FAQ: What Do You Know about Our Industry?

I use the hyper-competitive world of sports as an example. Many great coaches have never been great players, and many great players have never become great coaches. Boxing legend Muhammad Ali didn't become a legendary boxing coach. Neither did basketball legend, Magic Johnson or Michael Jordan.

Similarly, legendary football coach Vince Lombardi never was a legendary player. I think it was at the 1984 Olympic Games when the US diving team won numerous medals under the direction of a coach who couldn't even swim.

Or look at music. Legendary orchestra conductors like Leonard Bernstein, Herbert Von Karajan or Sir Georg Solti never were legendary musicians. They were reasonable pianists because piano is mandatory in conductor school but that's all.

This illusion that only functional experts fit into a business that performs that specific function is retarded. A group of Harvard MBA's aren't necessarily able to form a world-class management consulting firm.

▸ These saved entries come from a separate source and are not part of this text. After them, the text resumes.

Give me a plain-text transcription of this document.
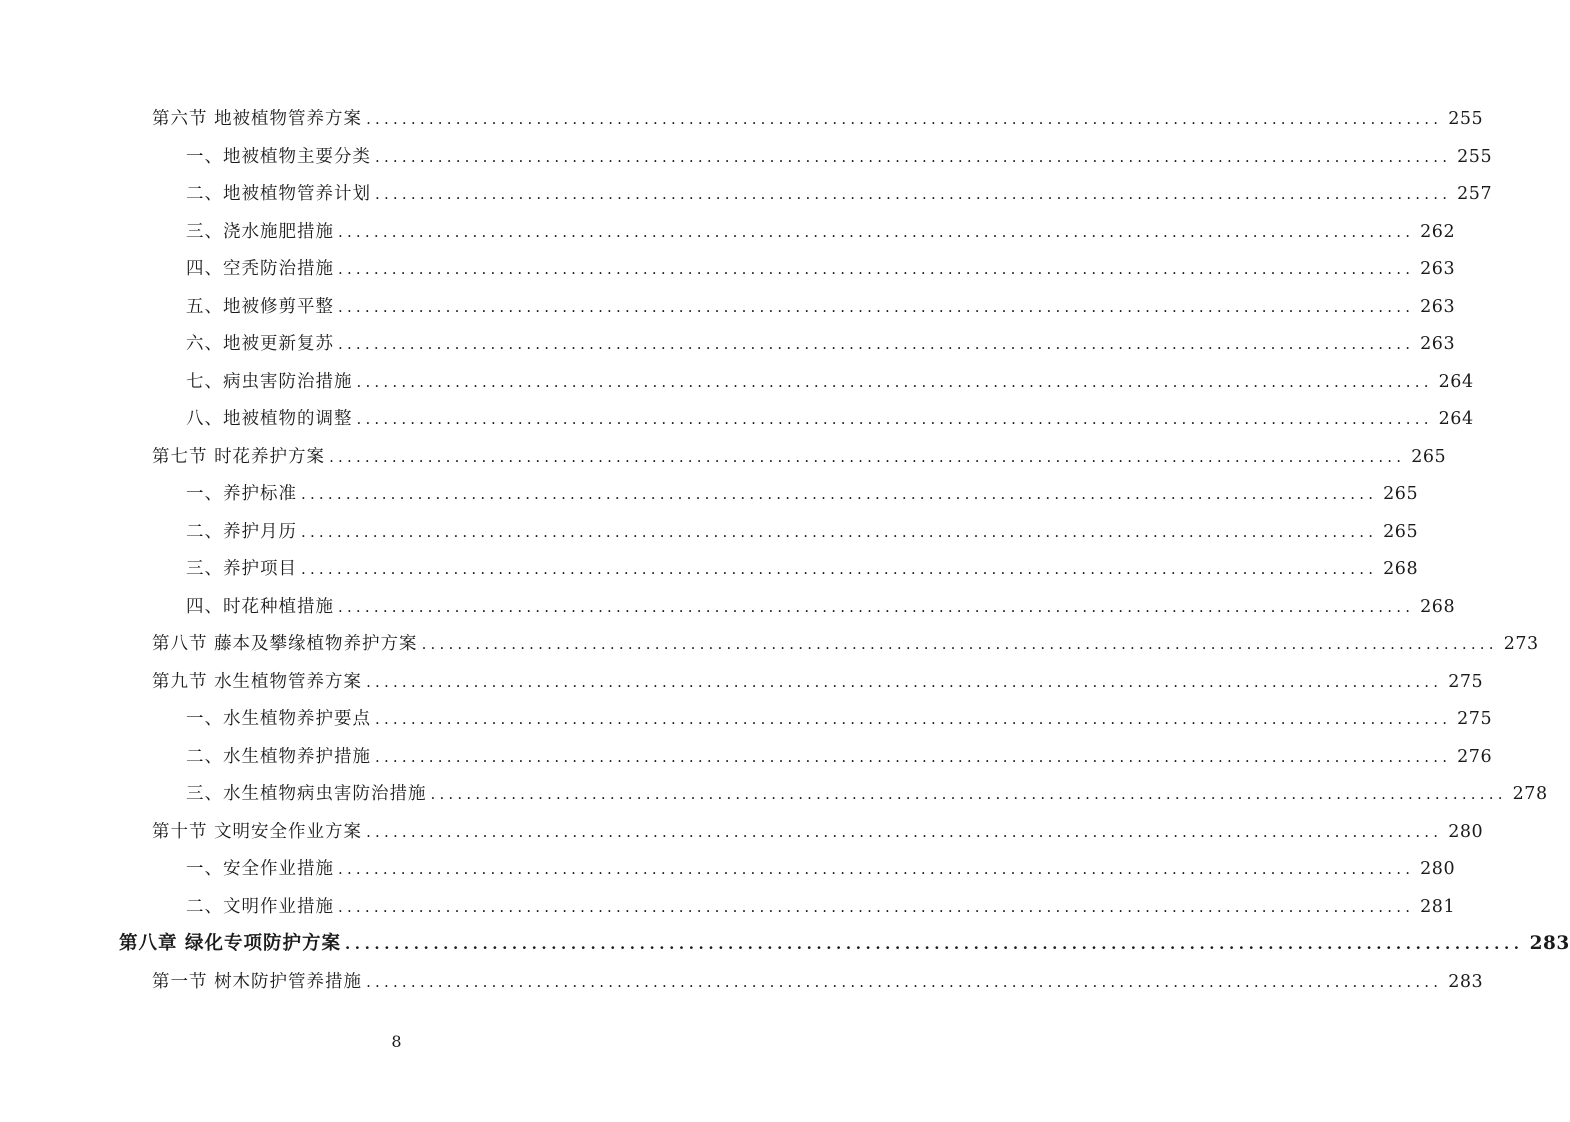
第六节 地被植物管养方案 ........................................................................................................................ 255
一、地被植物主要分类 ........................................................................................................................ 255
二、地被植物管养计划 ........................................................................................................................ 257
三、浇水施肥措施 ........................................................................................................................ 262
四、空秃防治措施 ........................................................................................................................ 263
五、地被修剪平整 ........................................................................................................................ 263
六、地被更新复苏 ........................................................................................................................ 263
七、病虫害防治措施 ........................................................................................................................ 264
八、地被植物的调整 ........................................................................................................................ 264
第七节 时花养护方案 ........................................................................................................................ 265
一、养护标准 ........................................................................................................................ 265
二、养护月历 ........................................................................................................................ 265
三、养护项目 ........................................................................................................................ 268
四、时花种植措施 ........................................................................................................................ 268
第八节 藤本及攀缘植物养护方案 ........................................................................................................................ 273
第九节 水生植物管养方案 ........................................................................................................................ 275
一、水生植物养护要点 ........................................................................................................................ 275
二、水生植物养护措施 ........................................................................................................................ 276
三、水生植物病虫害防治措施 ........................................................................................................................ 278
第十节 文明安全作业方案 ........................................................................................................................ 280
一、安全作业措施 ........................................................................................................................ 280
二、文明作业措施 ........................................................................................................................ 281
第八章 绿化专项防护方案 ........................................................................................................................ 283
第一节 树木防护管养措施 ........................................................................................................................ 283
8
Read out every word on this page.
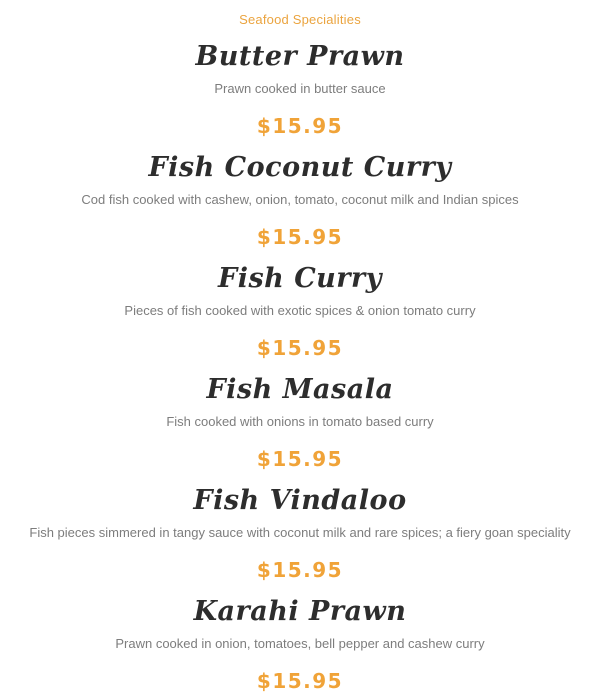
Seafood Specialities
Butter Prawn

Prawn cooked in butter sauce

$15.95

Fish Coconut Curry

Cod fish cooked with cashew, onion, tomato, coconut milk and Indian spices

$15.95

Fish Curry

Pieces of fish cooked with exotic spices & onion tomato curry

$15.95

Fish Masala

Fish cooked with onions in tomato based curry

$15.95

Fish Vindaloo

Fish pieces simmered in tangy sauce with coconut milk and rare spices; a fiery goan speciality

$15.95

Karahi Prawn

Prawn cooked in onion, tomatoes, bell pepper and cashew curry

$15.95
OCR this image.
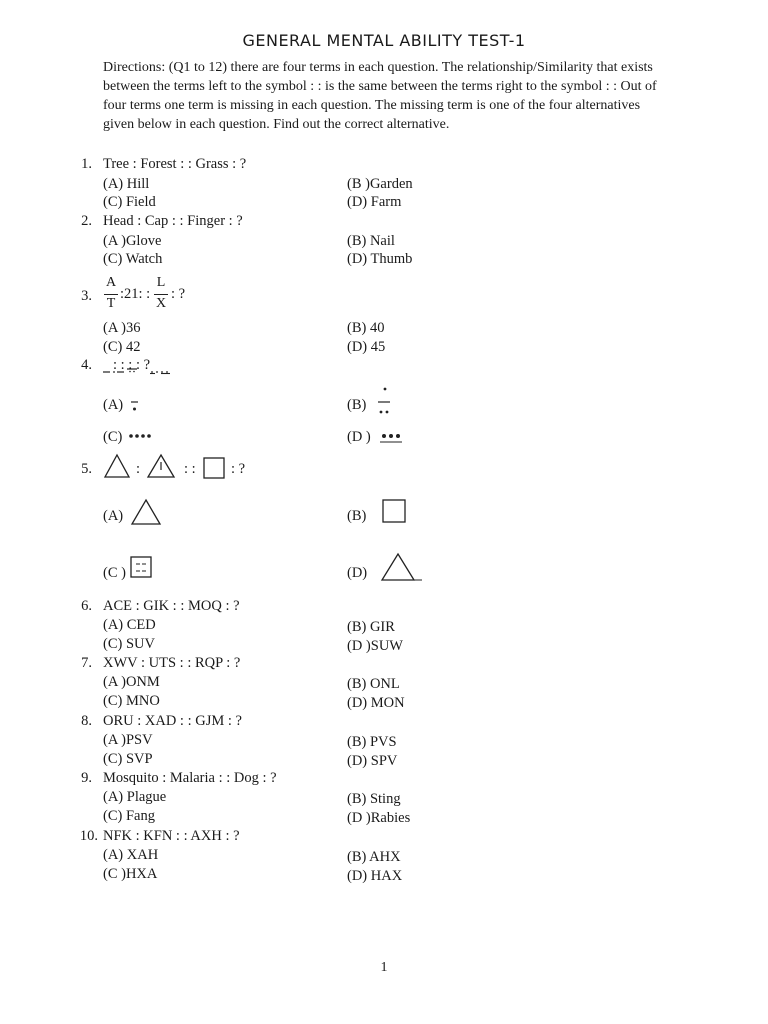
GENERAL MENTAL ABILITY TEST-1
Directions: (Q1 to 12) there are four terms in each question. The relationship/Similarity that exists between the terms left to the symbol : : is the same between the terms right to the symbol : : Out of four terms one term is missing in each question. The missing term is one of the four alternatives given below in each question. Find out the correct alternative.
1. Tree : Forest : : Grass : ?
(A) Hill	(B )Garden
(C) Field	(D) Farm
2. Head : Cap : : Finger : ?
(A )Glove	(B) Nail
(C) Watch	(D) Thumb
3.
A
T
:21: :
L
X
: ?
(A )36	(B) 40
(C) 42	(D) 45
4. : : : : ?
(A)	(B)
(C)	(D )
5.	:	: : : ?
(A)	(B)
(C )	(D)
6. ACE : GIK : : MOQ : ?
(A) CED	(B) GIR
(C) SUV	(D )SUW
7. XWV : UTS : : RQP : ?
(A )ONM	(B) ONL
(C) MNO	(D) MON
8. ORU : XAD : : GJM : ?
(A )PSV	(B) PVS
(C) SVP	(D) SPV
9. Mosquito : Malaria : : Dog : ?
(A) Plague	(B) Sting
(C) Fang	(D )Rabies
10. NFK : KFN : : AXH : ?
(A) XAH	(B) AHX
(C )HXA	(D) HAX
1
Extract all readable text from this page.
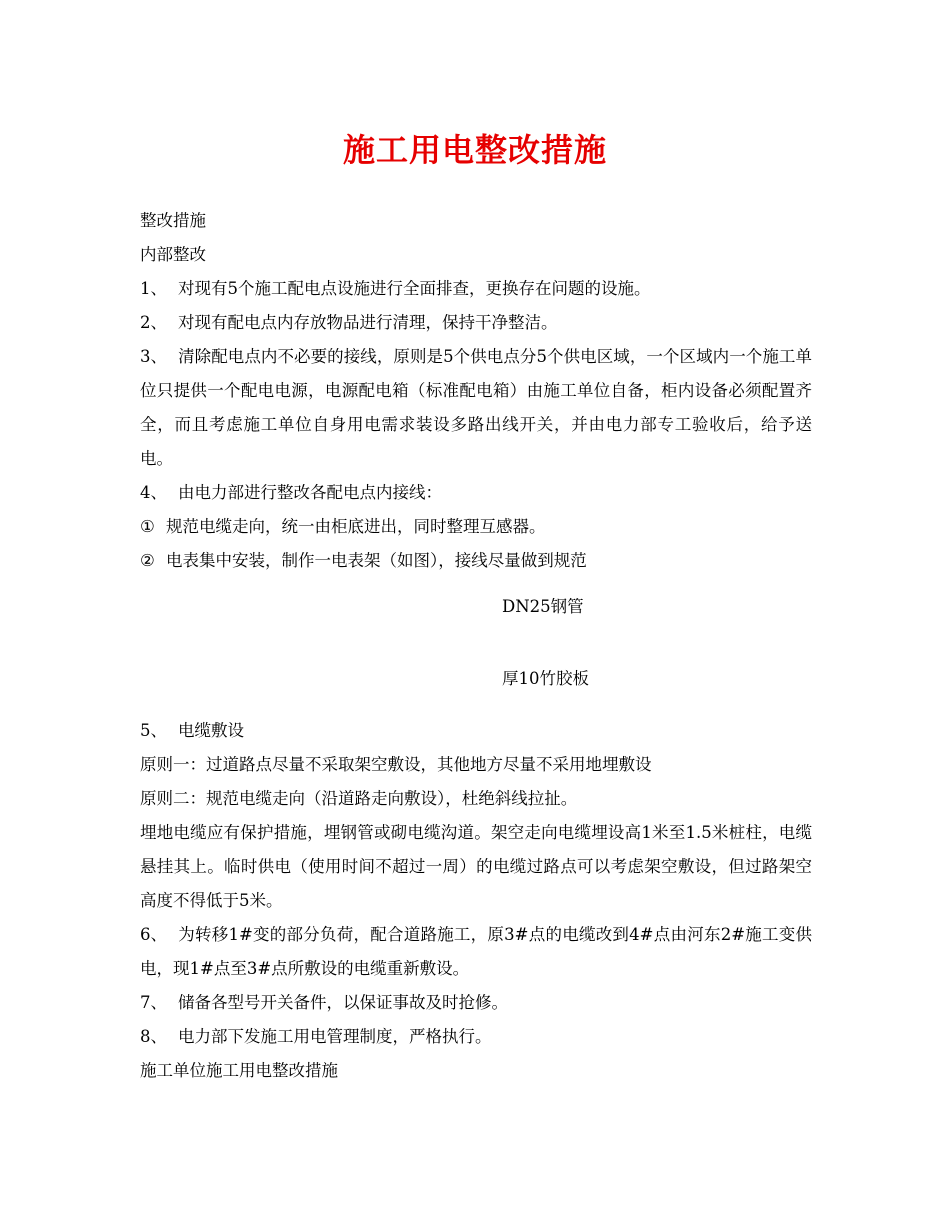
施工用电整改措施
整改措施
内部整改
1、 对现有5个施工配电点设施进行全面排查，更换存在问题的设施。
2、 对现有配电点内存放物品进行清理，保持干净整洁。
3、 清除配电点内不必要的接线，原则是5个供电点分5个供电区域，一个区域内一个施工单位只提供一个配电电源，电源配电箱（标准配电箱）由施工单位自备，柜内设备必须配置齐全，而且考虑施工单位自身用电需求装设多路出线开关，并由电力部专工验收后，给予送电。
4、 由电力部进行整改各配电点内接线：
① 规范电缆走向，统一由柜底进出，同时整理互感器。
② 电表集中安装，制作一电表架（如图），接线尽量做到规范
DN25钢管
厚10竹胶板
5、 电缆敷设
原则一：过道路点尽量不采取架空敷设，其他地方尽量不采用地埋敷设
原则二：规范电缆走向（沿道路走向敷设），杜绝斜线拉扯。
埋地电缆应有保护措施，埋钢管或砌电缆沟道。架空走向电缆埋设高1米至1.5米桩柱，电缆悬挂其上。临时供电（使用时间不超过一周）的电缆过路点可以考虑架空敷设，但过路架空高度不得低于5米。
6、 为转移1#变的部分负荷，配合道路施工，原3#点的电缆改到4#点由河东2#施工变供电，现1#点至3#点所敷设的电缆重新敷设。
7、 储备各型号开关备件，以保证事故及时抢修。
8、 电力部下发施工用电管理制度，严格执行。
施工单位施工用电整改措施
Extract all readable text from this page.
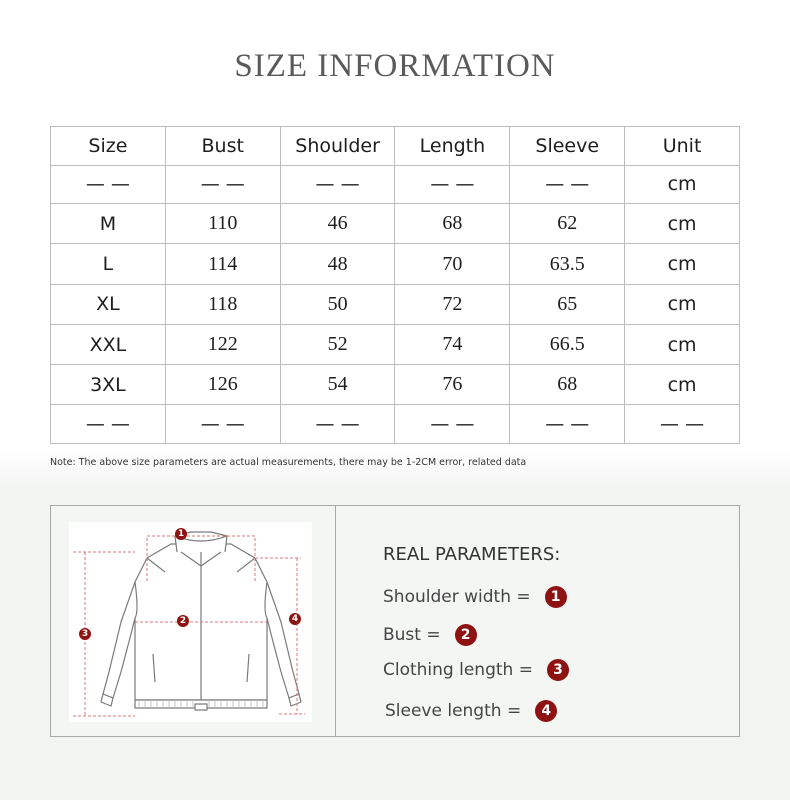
SIZE INFORMATION
Size	Bust	Shoulder	Length	Sleeve	Unit
— —	— —	— —	— —	— —	cm
M	110	46	68	62	cm
L	114	48	70	63.5	cm
XL	118	50	72	65	cm
XXL	122	52	74	66.5	cm
3XL	126	54	76	68	cm
— —	— —	— —	— —	— —	— —
Note: The above size parameters are actual measurements, there may be 1-2CM error, related data
1
2
3
4
REAL PARAMETERS:
Shoulder width =	1
Bust =	2
Clothing length =	3
Sleeve length =	4
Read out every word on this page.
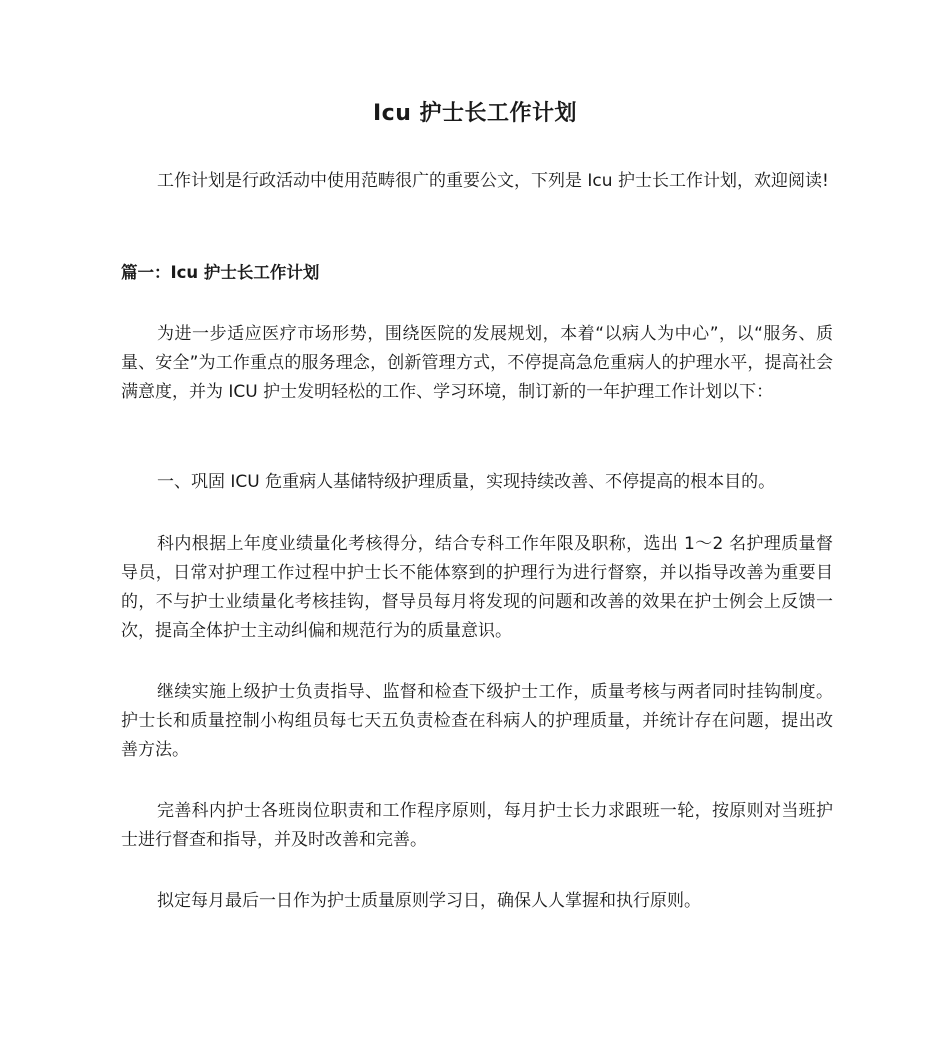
Icu 护士长工作计划

工作计划是行政活动中使用范畴很广的重要公文，下列是 Icu 护士长工作计划，欢迎阅读!

篇一：Icu 护士长工作计划

为进一步适应医疗市场形势，围绕医院的发展规划，本着“以病人为中心”，以“服务、质量、安全”为工作重点的服务理念，创新管理方式，不停提高急危重病人的护理水平，提高社会满意度，并为 ICU 护士发明轻松的工作、学习环境，制订新的一年护理工作计划以下：

一、巩固 ICU 危重病人基储特级护理质量，实现持续改善、不停提高的根本目的。

科内根据上年度业绩量化考核得分，结合专科工作年限及职称，选出 1～2 名护理质量督导员，日常对护理工作过程中护士长不能体察到的护理行为进行督察，并以指导改善为重要目的，不与护士业绩量化考核挂钩，督导员每月将发现的问题和改善的效果在护士例会上反馈一次，提高全体护士主动纠偏和规范行为的质量意识。

继续实施上级护士负责指导、监督和检查下级护士工作，质量考核与两者同时挂钩制度。护士长和质量控制小构组员每七天五负责检查在科病人的护理质量，并统计存在问题，提出改善方法。

完善科内护士各班岗位职责和工作程序原则，每月护士长力求跟班一轮，按原则对当班护士进行督查和指导，并及时改善和完善。

拟定每月最后一日作为护士质量原则学习日，确保人人掌握和执行原则。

A group of Yale lawyers don't necessarily become a world-class law firm. And a group of top-drawer doctors from John Hopkins don't necessarily add up to a world-class medical clinic.

Like-minded people who are educated alike, think alike, eat alike and even fart alike don't offer much innovation, which comes outside the "box" not from inside. Where is the innovation there? Where is diversity?

Consider that the aeroplane was invented by bicycle mechanics and the telephone exchange was invented by an undertaker.

Being a former engineer, I understand scientific and engineering principles which IT companies' futures are built upon. As a former manager in of engineering, I understand how IT companies operate. As a former buyer of million-plus IT and other technology solutions, I sat through hundreds of sales presentations, read hundreds of proposals and attended hundreds of trade shows. So, I have first-hand experience of how technology buyers assess opportunities and make decisions. Anything you specifically do in your company is derived from these key principles.

Some More Examples...

Just look at some business legends out there. One of my teachers, Michael Gerber (The E-Myth Revisited, The E-Myth Mastery) started out as a carpenter, poet, encyclopaedia salesman, saxophone player and many others. Yet, it was him who started what we call the small business revolution and wrote a book Inc. 500 CEOs regard as the most important business book ever written.

Advertising legend David Ogilvy started out as a apprentice chef, farmer, appliance salesman and secret agent. Then based on this experience he founded one of the best advertising agencies in the history of advertising, Ogilvy and Mather.

Lou Gerstner, the guy who saved IBM from almost certain death, didn't know anything about the computer industry. He knew business. And that was what all the IBM computer experts didn't know.

Rajat Gupta, the worldwide managing director of one of the world's foremost consulting firms, McKinsey & Company, says this about the unique benefits of people with multi-disciplinary perspectives...

"Some of our best people are those who studied literature or the classics, and who later received business training. These people tend to understand the array of forces at work in organizations, and they approach decisions in a very well-rounded way."